I wanted to refuse him. I looked to Nathan and then to Kalakos, caught between them. I remembered Nathan’s hand in mine. But I also remembered the way Kalakos rescued a street thief worth less than the rags he wore.
Woodenly, I accepted the Leyden jar Kalakos handed me. I connected it to the casing while Kalakos had Nathan remove his pullover and shirt, exposing a sleekly powerful chest and abdomen. He lay down upon the table and let Kalakos strap him down. Joseph watched, still holding my spider. Nathan accepted the treatment without comment, obeying his brother here just as he did in the ring, but with none of the sly digs. I wanted to ask why, but I couldn’t even bring myself to meet his eyes.
“The jars all contain the souls of your performers, is that right, Doctor?” Joseph said.
“Doctor?” I asked.
“They do not.” Kalakos drew a buckle across the smooth skin of Nathan’s chest. “It isn’t easy to remove a soul from a human being and house it in something else, either organic or automatic. Most say it can’t be done.”
I glanced involuntarily at the cat in her cage. Kalakos took up a helmet-shaped device made of copper netting and fitted it over Nathan’s head while I took a metal plate and pressed it against his breastbone. Nathan looked at me with that strange child-like acceptance in his eyes, and I looked away. I had wiring to connect.

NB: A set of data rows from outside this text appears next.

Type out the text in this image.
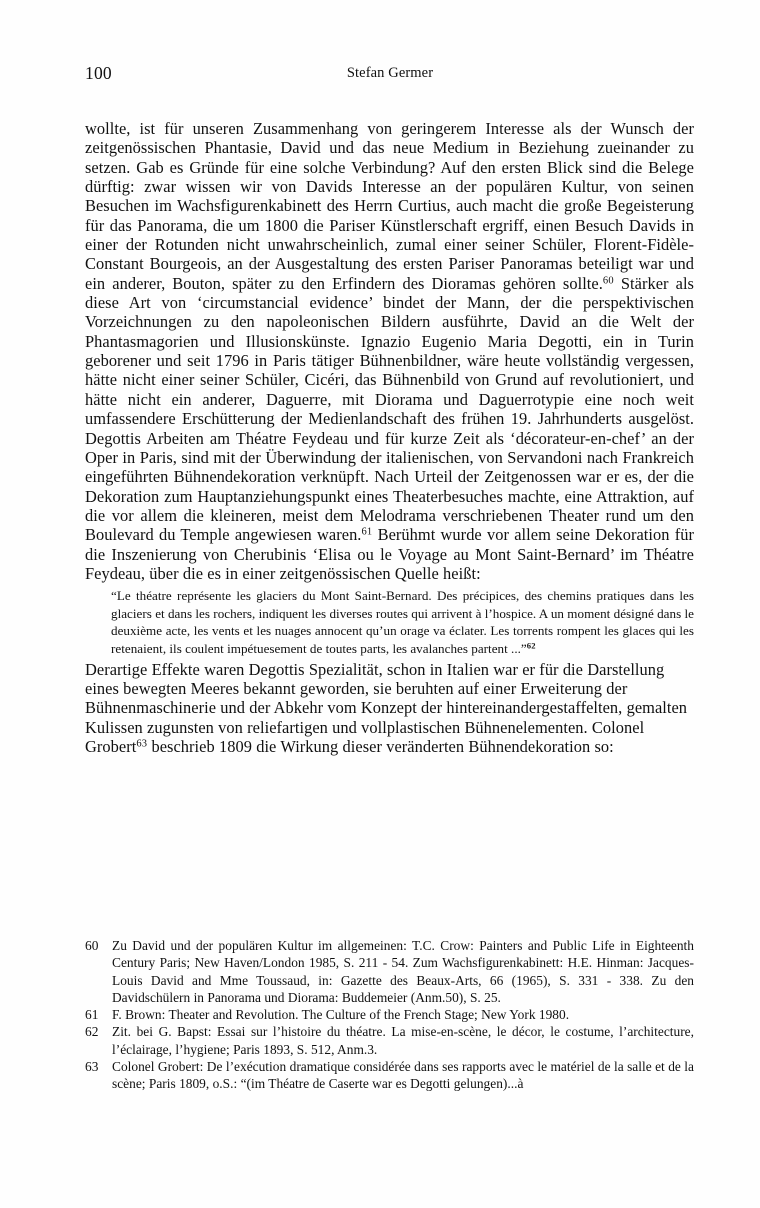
100	Stefan Germer

wollte, ist für unseren Zusammenhang von geringerem Interesse als der Wunsch der zeitgenössischen Phantasie, David und das neue Medium in Beziehung zueinander zu setzen. Gab es Gründe für eine solche Verbindung? Auf den ersten Blick sind die Belege dürftig: zwar wissen wir von Davids Interesse an der populären Kultur, von seinen Besuchen im Wachsfigurenkabinett des Herrn Curtius, auch macht die große Begeisterung für das Panorama, die um 1800 die Pariser Künstlerschaft ergriff, einen Besuch Davids in einer der Rotunden nicht unwahrscheinlich, zumal einer seiner Schüler, Florent-Fidèle-Constant Bourgeois, an der Ausgestaltung des ersten Pariser Panoramas beteiligt war und ein anderer, Bouton, später zu den Erfindern des Dioramas gehören sollte.$^{60}$ Stärker als diese Art von ‘circumstancial evidence’ bindet der Mann, der die perspektivischen Vorzeichnungen zu den napoleonischen Bildern ausführte, David an die Welt der Phantasmagorien und Illusionskünste. Ignazio Eugenio Maria Degotti, ein in Turin geborener und seit 1796 in Paris tätiger Bühnenbildner, wäre heute vollständig vergessen, hätte nicht einer seiner Schüler, Cicéri, das Bühnenbild von Grund auf revolutioniert, und hätte nicht ein anderer, Daguerre, mit Diorama und Daguerrotypie eine noch weit umfassendere Erschütterung der Medienlandschaft des frühen 19. Jahrhunderts ausgelöst. Degottis Arbeiten am Théatre Feydeau und für kurze Zeit als ‘décorateur-en-chef’ an der Oper in Paris, sind mit der Überwindung der italienischen, von Servandoni nach Frankreich eingeführten Bühnendekoration verknüpft. Nach Urteil der Zeitgenossen war er es, der die Dekoration zum Hauptanziehungspunkt eines Theaterbesuches machte, eine Attraktion, auf die vor allem die kleineren, meist dem Melodrama verschriebenen Theater rund um den Boulevard du Temple angewiesen waren.$^{61}$ Berühmt wurde vor allem seine Dekoration für die Inszenierung von Cherubinis ‘Elisa ou le Voyage au Mont Saint-Bernard’ im Théatre Feydeau, über die es in einer zeitgenössischen Quelle heißt:

“Le théatre représente les glaciers du Mont Saint-Bernard. Des précipices, des chemins pratiques dans les glaciers et dans les rochers, indiquent les diverses routes qui arrivent à l’hospice. A un moment désigné dans le deuxième acte, les vents et les nuages annocent qu’un orage va éclater. Les torrents rompent les glaces qui les retenaient, ils coulent impétuesement de toutes parts, les avalanches partent ...”$^{62}$

Derartige Effekte waren Degottis Spezialität, schon in Italien war er für die Darstellung eines bewegten Meeres bekannt geworden, sie beruhten auf einer Erweiterung der Bühnenmaschinerie und der Abkehr vom Konzept der hintereinandergestaffelten, gemalten Kulissen zugunsten von reliefartigen und vollplastischen Bühnenelementen. Colonel Grobert$^{63}$ beschrieb 1809 die Wirkung dieser veränderten Bühnendekoration so:

60	Zu David und der populären Kultur im allgemeinen: T.C. Crow: Painters and Public Life in Eighteenth Century Paris; New Haven/London 1985, S. 211 - 54. Zum Wachsfigurenkabinett: H.E. Hinman: Jacques-Louis David and Mme Toussaud, in: Gazette des Beaux-Arts, 66 (1965), S. 331 - 338. Zu den Davidschülern in Panorama und Diorama: Buddemeier (Anm.50), S. 25.
61	F. Brown: Theater and Revolution. The Culture of the French Stage; New York 1980.
62	Zit. bei G. Bapst: Essai sur l’histoire du théatre. La mise-en-scène, le décor, le costume, l’architecture, l’éclairage, l’hygiene; Paris 1893, S. 512, Anm.3.
63	Colonel Grobert: De l’exécution dramatique considérée dans ses rapports avec le matériel de la salle et de la scène; Paris 1809, o.S.: “(im Théatre de Caserte war es Degotti gelungen)...à
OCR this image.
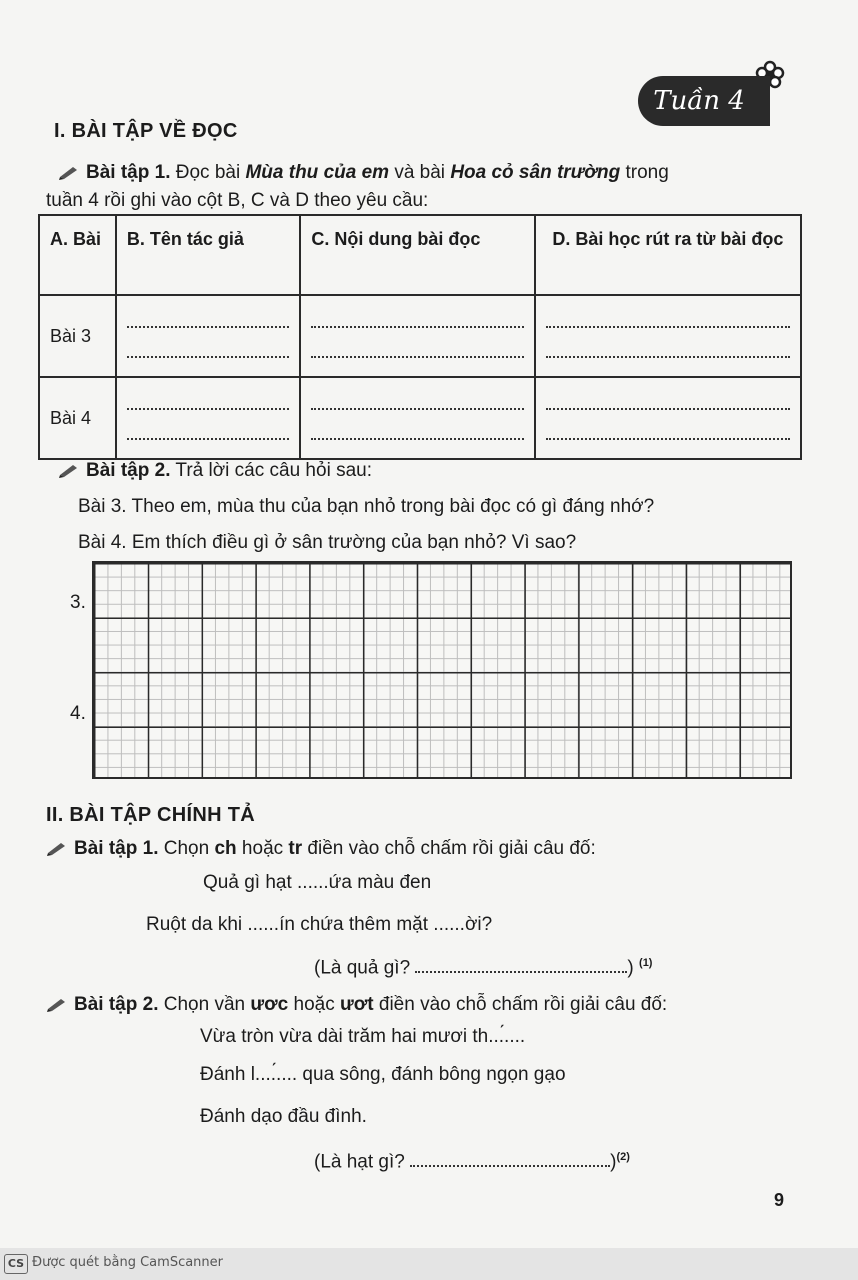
Tuần 4
I. BÀI TẬP VỀ ĐỌC
Bài tập 1. Đọc bài Mùa thu của em và bài Hoa cỏ sân trường trong
tuần 4 rồi ghi vào cột B, C và D theo yêu cầu:
A. Bài	B. Tên tác giả	C. Nội dung bài đọc	D. Bài học rút ra từ bài đọc
Bài 3	

Bài 4	

Bài tập 2. Trả lời các câu hỏi sau:
Bài 3. Theo em, mùa thu của bạn nhỏ trong bài đọc có gì đáng nhớ?
Bài 4. Em thích điều gì ở sân trường của bạn nhỏ? Vì sao?
3.
4.
II. BÀI TẬP CHÍNH TẢ
Bài tập 1. Chọn ch hoặc tr điền vào chỗ chấm rồi giải câu đố:
Quả gì hạt ......ứa màu đen
Ruột da khi ......ín chứa thêm mặt ......ời?
(Là quả gì?	) $^{(1)}$
Bài tập 2. Chọn vần ươc hoặc ươt điền vào chỗ chấm rồi giải câu đố:
Vừa tròn vừa dài trăm hai mươi th...́....
Đánh l....́.... qua sông, đánh bông ngọn gạo
Đánh dạo đầu đình.
(Là hạt gì?	)$^{(2)}$
9
CS Được quét bằng CamScanner
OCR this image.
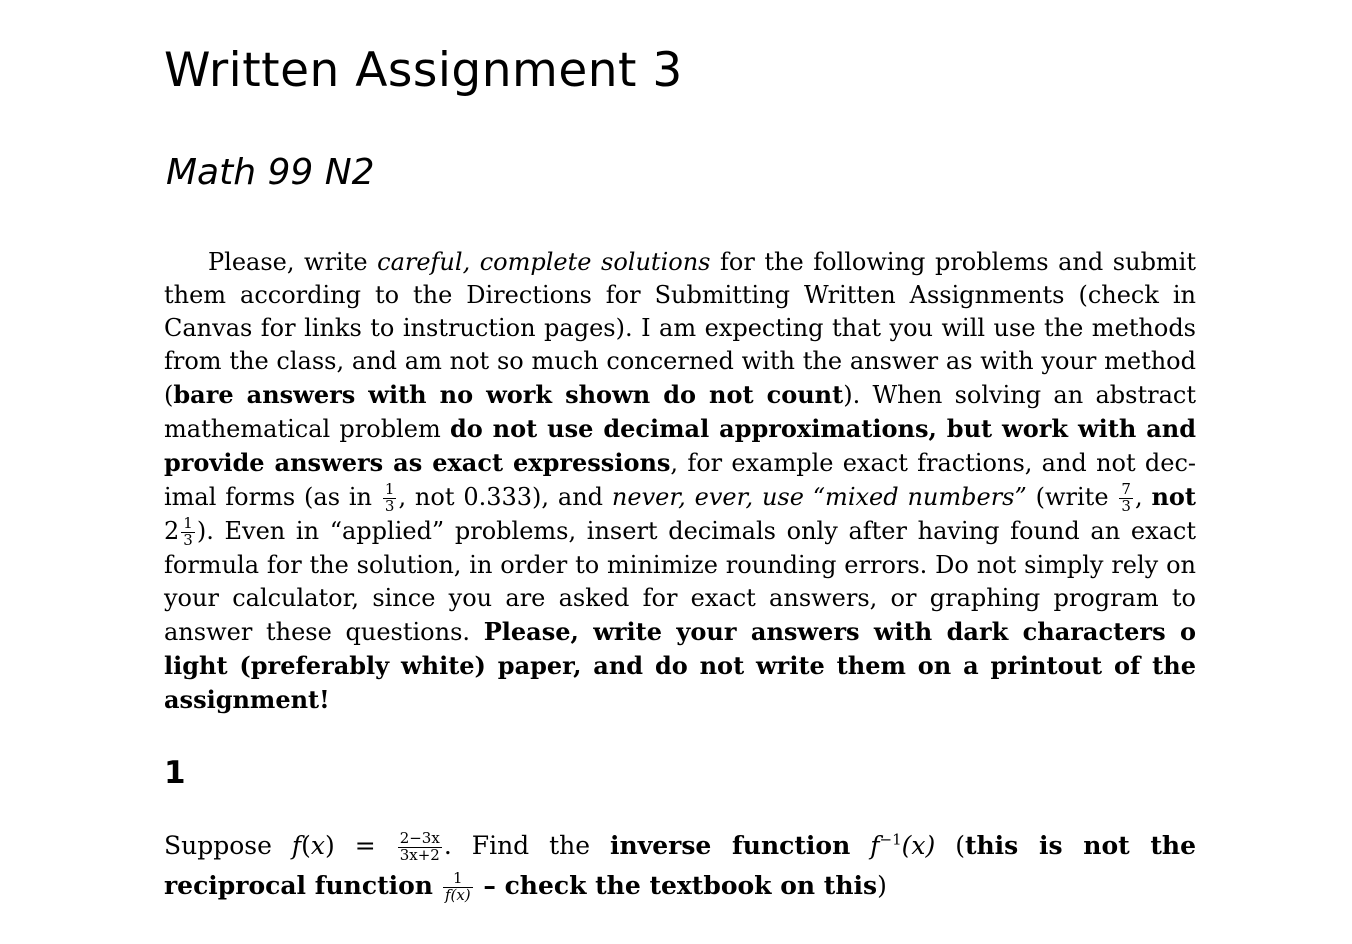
Written Assignment 3
Math 99 N2

Please, write careful, complete solutions for the following problems and submit them according to the Directions for Submitting Written Assignments (check in Canvas for links to instruction pages). I am expecting that you will use the methods from the class, and am not so much concerned with the answer as with your method (bare answers with no work shown do not count). When solving an abstract mathematical problem do not use decimal approximations, but work with and provide answers as exact expressions, for example exact fractions, and not decimal forms (as in $\frac{1}{3}$ , not 0.333), and never, ever, use “mixed numbers” (write $\frac{7}{3}$ , not $2 \frac{1}{3}$ ). Even in “applied” problems, insert decimals only after having found an exact formula for the solution, in order to minimize rounding errors. Do not simply rely on your calculator, since you are asked for exact answers, or graphing program to answer these questions. Please, write your answers with dark characters o light (preferably white) paper, and do not write them on a printout of the assignment!

1

Suppose $f(x) = \frac{2-3x}{3x+2}$ . Find the inverse function $f^{-1}(x)$ (this is not the reciprocal function $\frac{1}{f(x)}$ – check the textbook on this)
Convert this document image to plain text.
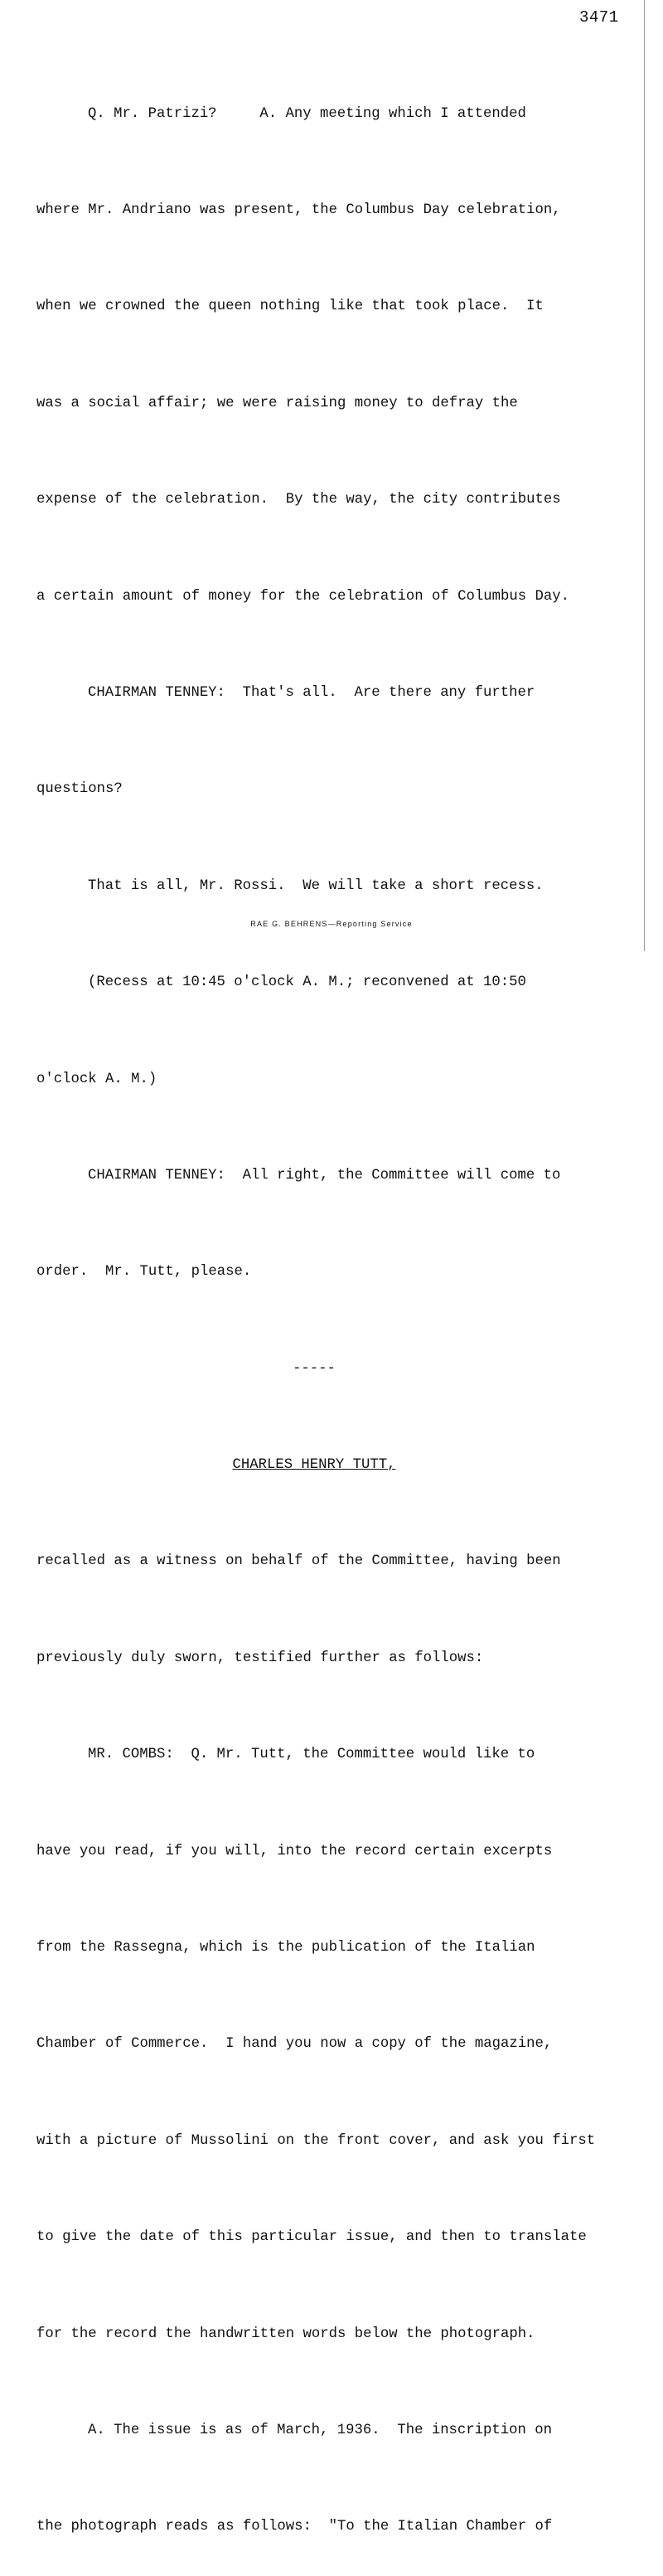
3471

Q. Mr. Patrizi?     A. Any meeting which I attended

where Mr. Andriano was present, the Columbus Day celebration,

when we crowned the queen nothing like that took place.  It

was a social affair; we were raising money to defray the

expense of the celebration.  By the way, the city contributes

a certain amount of money for the celebration of Columbus Day.

CHAIRMAN TENNEY:  That's all.  Are there any further

questions?

That is all, Mr. Rossi.  We will take a short recess.

(Recess at 10:45 o'clock A. M.; reconvened at 10:50

o'clock A. M.)

CHAIRMAN TENNEY:  All right, the Committee will come to

order.  Mr. Tutt, please.

-----

CHARLES HENRY TUTT,

recalled as a witness on behalf of the Committee, having been

previously duly sworn, testified further as follows:

MR. COMBS:  Q. Mr. Tutt, the Committee would like to

have you read, if you will, into the record certain excerpts

from the Rassegna, which is the publication of the Italian

Chamber of Commerce.  I hand you now a copy of the magazine,

with a picture of Mussolini on the front cover, and ask you first

to give the date of this particular issue, and then to translate

for the record the handwritten words below the photograph.

A. The issue is as of March, 1936.  The inscription on

the photograph reads as follows:  "To the Italian Chamber of

RAE G. BEHRENS—Reporting Service
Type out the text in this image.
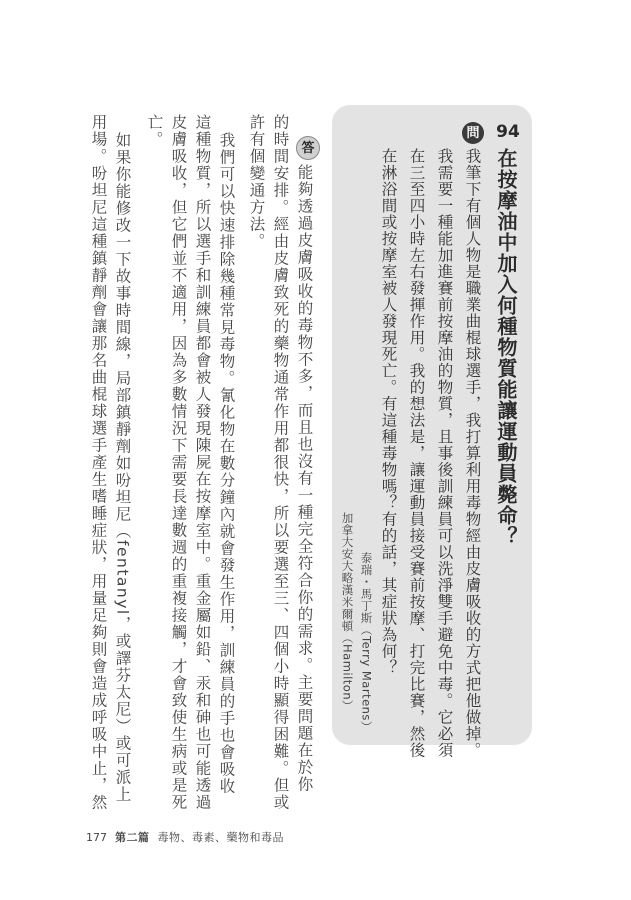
94
在按摩油中加入何種物質能讓運動員斃命？
問
我筆下有個人物是職業曲棍球選手，我打算利用毒物經由皮膚吸收的方式把他做掉。
我需要一種能加進賽前按摩油的物質，且事後訓練員可以洗淨雙手避免中毒。它必須
在三至四小時左右發揮作用。我的想法是，讓運動員接受賽前按摩、打完比賽，然後
在淋浴間或按摩室被人發現死亡。有這種毒物嗎？有的話，其症狀為何？
泰瑞・馬丁斯（Terry Martens）
加拿大安大略漢米爾頓（Hamilton）
答
能夠透過皮膚吸收的毒物不多，而且也沒有一種完全符合你的需求。主要問題在於你
的時間安排。經由皮膚致死的藥物通常作用都很快，所以要選至三、四個小時顯得困難。但或
許有個變通方法。
我們可以快速排除幾種常見毒物。氰化物在數分鐘內就會發生作用，訓練員的手也會吸收
這種物質，所以選手和訓練員都會被人發現陳屍在按摩室中。重金屬如鉛、汞和砷也可能透過
皮膚吸收，但它們並不適用，因為多數情況下需要長達數週的重複接觸，才會致使生病或是死
亡。
如果你能修改一下故事時間線，局部鎮靜劑如吩坦尼（fentanyl，或譯芬太尼）或可派上
用場。吩坦尼這種鎮靜劑會讓那名曲棍球選手產生嗜睡症狀，用量足夠則會造成呼吸中止，然
177 第二篇 毒物、毒素、藥物和毒品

“You said your device can do it,” Joseph accused.
“It can,” Kalakos replied. He set straps round Nathan’s ankles. “At one time, it was exceedingly difficult, but it’s become easier in this modern age, thanks to Babbage and Lovelace’s difference engine. The engine allows us to calculate the exact frequency for the soul, which is nothing more than a form of electromagnetic energy. A sufficiently complicated electrical device”—he gestured at his machine—“has the power to move a soul from one place to another, just like we can move current from a generator to a Leyden jar.”
“I like that you keep their souls in jars,” Joseph said pleasantly. “It’s a brilliant way to keep them under your thumb.”
“I told you those aren’t souls,” Kalakos said. “They’re pieces. I once had a machine in Geneva that would transfer a complete soul all at once, but that device was destroyed. I did rebuild, but without the proper inspiration—”
“His name was Georgie Byron, as I recall,” Joseph interrupted. I stiffened and turned to stare at Kalakos.
“—without the proper inspiration, I couldn’t get it right,” Kalakos continued as if Joseph hadn’t spoken. “My new machine failed to transfer the subjects properly, and they were...damaged. Then I realized I could simply dial back the voltage and not take the entire soul. It does no immediate harm to the owners, though they tend to age faster and die sooner. And it does make them more pliable. I don’t worry about them snooping among my machines. Or asking questions about my past.”